The Auditor General should investigate payments under the Synergy contract

Dear Editor,

The government’s Request for Proposals in early 2010 for the building of the access road to the Amaila Falls hydropower dam site called for an all-weather road for heavy traffic; 85 km of road rehabilitation; 110 km of new road; the whole 195 km of road, 20 metres wide, surfaced with a white-sand-clay base 300 mm thick topped by 150 mm of laterite, the whole compacted to 95 proctor; HDPE culverts, bridges and river-crossing pontoons capable of bearing 100 tonne loads, 20 tonnes per axle; 65 km x 100 metres wide completely cleared right-of-way for
the transmission line; all to be completed within eight months/240 days from contract effectiveness date.

At a news conference on March 23, 2011, the CEO of Synergy Holdings Inc said that “As I get done, I submit an invoice, Ministry of Public Works approves it, [and it] goes to the Ministry of Finance. I get paid” (‘Weather stalling Amaila Falls road – Motilall’ SN, March 23).

I queried such payment in my letter published by KN on March 24 (‘The road to Amaila Falls – trick or treat?’).  So, if I understand correctly, Synergy Holdings Inc is being paid as if it were completing the road to full specification while it is actually only building a track suitable for 4WD access.

Editor, could you ask the payment office of the Ministry of Finance, to clarify the story? No response has been published yet from the Ministry of Finance.

This is NICIL money, so derived ultimately from Guyana‘s taxpayers, not Norwegian taxpayers or Chinese bankers.

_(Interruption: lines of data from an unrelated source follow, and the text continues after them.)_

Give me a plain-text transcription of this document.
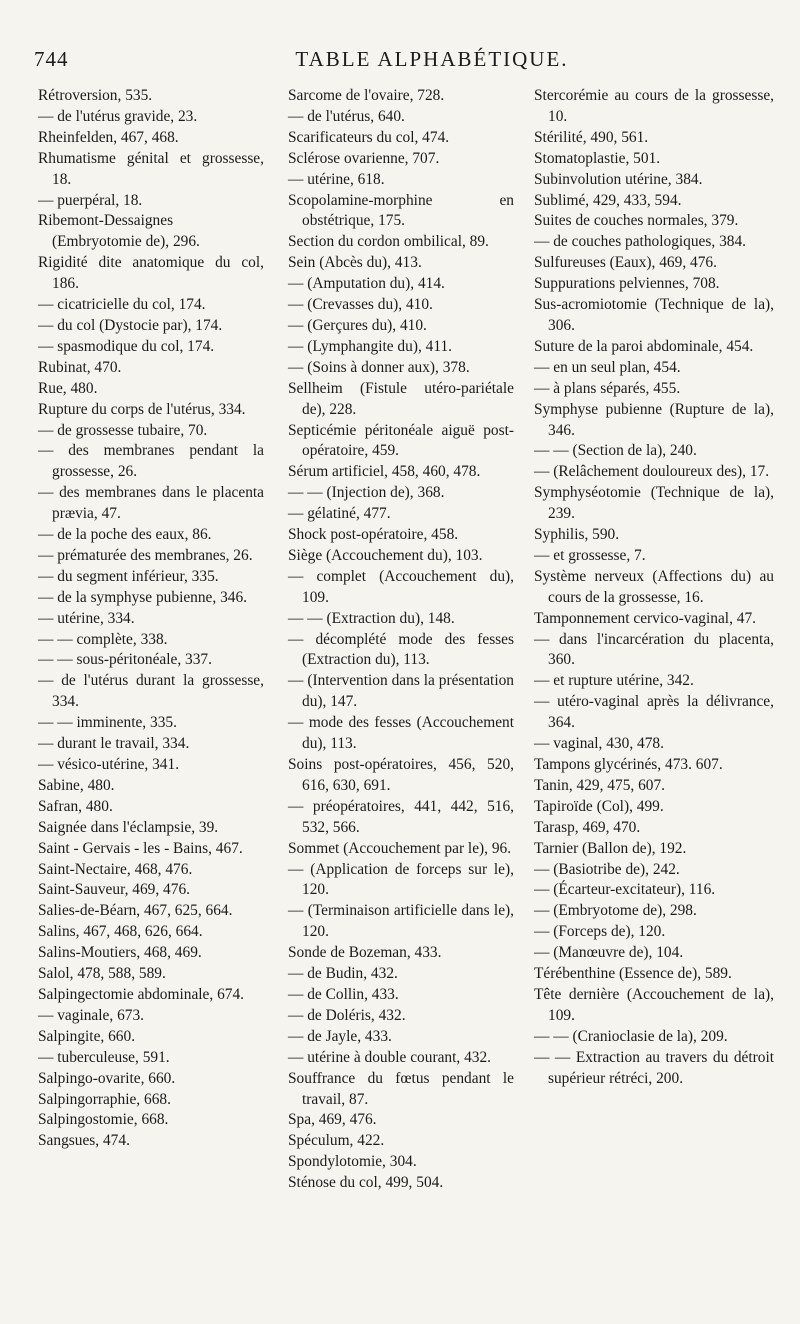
744	TABLE ALPHABÉTIQUE.
Rétroversion, 535.
— de l'utérus gravide, 23.
Rheinfelden, 467, 468.
Rhumatisme génital et grossesse, 18.
— puerpéral, 18.
Ribemont-Dessaignes (Embryotomie de), 296.
Rigidité dite anatomique du col, 186.
— cicatricielle du col, 174.
— du col (Dystocie par), 174.
— spasmodique du col, 174.
Rubinat, 470.
Rue, 480.
Rupture du corps de l'utérus, 334.
— de grossesse tubaire, 70.
— des membranes pendant la grossesse, 26.
— des membranes dans le placenta prævia, 47.
— de la poche des eaux, 86.
— prématurée des membranes, 26.
— du segment inférieur, 335.
— de la symphyse pubienne, 346.
— utérine, 334.
— — complète, 338.
— — sous-péritonéale, 337.
— de l'utérus durant la grossesse, 334.
— — imminente, 335.
— durant le travail, 334.
— vésico-utérine, 341.
Sabine, 480.
Safran, 480.
Saignée dans l'éclampsie, 39.
Saint - Gervais - les - Bains, 467.
Saint-Nectaire, 468, 476.
Saint-Sauveur, 469, 476.
Salies-de-Béarn, 467, 625, 664.
Salins, 467, 468, 626, 664.
Salins-Moutiers, 468, 469.
Salol, 478, 588, 589.
Salpingectomie abdominale, 674.
— vaginale, 673.
Salpingite, 660.
— tuberculeuse, 591.
Salpingo-ovarite, 660.
Salpingorraphie, 668.
Salpingostomie, 668.
Sangsues, 474.
Sarcome de l'ovaire, 728.
— de l'utérus, 640.
Scarificateurs du col, 474.
Sclérose ovarienne, 707.
— utérine, 618.
Scopolamine-morphine en obstétrique, 175.
Section du cordon ombilical, 89.
Sein (Abcès du), 413.
— (Amputation du), 414.
— (Crevasses du), 410.
— (Gerçures du), 410.
— (Lymphangite du), 411.
— (Soins à donner aux), 378.
Sellheim (Fistule utéro-pariétale de), 228.
Septicémie péritonéale aiguë post-opératoire, 459.
Sérum artificiel, 458, 460, 478.
— — (Injection de), 368.
— gélatiné, 477.
Shock post-opératoire, 458.
Siège (Accouchement du), 103.
— complet (Accouchement du), 109.
— — (Extraction du), 148.
— décomplété mode des fesses (Extraction du), 113.
— (Intervention dans la présentation du), 147.
— mode des fesses (Accouchement du), 113.
Soins post-opératoires, 456, 520, 616, 630, 691.
— préopératoires, 441, 442, 516, 532, 566.
Sommet (Accouchement par le), 96.
— (Application de forceps sur le), 120.
— (Terminaison artificielle dans le), 120.
Sonde de Bozeman, 433.
— de Budin, 432.
— de Collin, 433.
— de Doléris, 432.
— de Jayle, 433.
— utérine à double courant, 432.
Souffrance du fœtus pendant le travail, 87.
Spa, 469, 476.
Spéculum, 422.
Spondylotomie, 304.
Sténose du col, 499, 504.
Stercorémie au cours de la grossesse, 10.
Stérilité, 490, 561.
Stomatoplastie, 501.
Subinvolution utérine, 384.
Sublimé, 429, 433, 594.
Suites de couches normales, 379.
— de couches pathologiques, 384.
Sulfureuses (Eaux), 469, 476.
Suppurations pelviennes, 708.
Sus-acromiotomie (Technique de la), 306.
Suture de la paroi abdominale, 454.
— en un seul plan, 454.
— à plans séparés, 455.
Symphyse pubienne (Rupture de la), 346.
— — (Section de la), 240.
— (Relâchement douloureux des), 17.
Symphyséotomie (Technique de la), 239.
Syphilis, 590.
— et grossesse, 7.
Système nerveux (Affections du) au cours de la grossesse, 16.
Tamponnement cervico-vaginal, 47.
— dans l'incarcération du placenta, 360.
— et rupture utérine, 342.
— utéro-vaginal après la délivrance, 364.
— vaginal, 430, 478.
Tampons glycérinés, 473. 607.
Tanin, 429, 475, 607.
Tapiroïde (Col), 499.
Tarasp, 469, 470.
Tarnier (Ballon de), 192.
— (Basiotribe de), 242.
— (Écarteur-excitateur), 116.
— (Embryotome de), 298.
— (Forceps de), 120.
— (Manœuvre de), 104.
Térébenthine (Essence de), 589.
Tête dernière (Accouchement de la), 109.
— — (Cranioclasie de la), 209.
— — Extraction au travers du détroit supérieur rétréci, 200.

My query was published by SN on May 6 (‘Gov’t had tendered for an all-weather road to Amaila not a muddy track’), but we have had no response from the Ministry of Finance.

Now we have confirmation from technical advisor Walter Willis (Ministry of Transport and Hydraulics) that the construction by Synergy has been to 5 metres, later 7 metres, of travel-way width, when 5 metres would not have been sufficient for 100-tonne loads and safe vehicle passing.

And Synergy has only completed 40 per cent of its contract ( ‘US$15.4M Amaila Falls project… Deadline extended to yearend,’ KN, September 17).

If Mr Motilall’s claim about payment was true, he would have been paid 40 per cent of the US$15.4 million total contract (= US$6.2 million) but apparently only US$2.9 million has been paid.

There is a strong smell about this entire construction project, from the extraordinary award of the contract to an entity apparently with no relevant qualifications or experience in road building, no capital and no equipment, onwards through the construction phase.  Editor, it is time for the Auditor General to conduct a thorough investigation and issue a full report.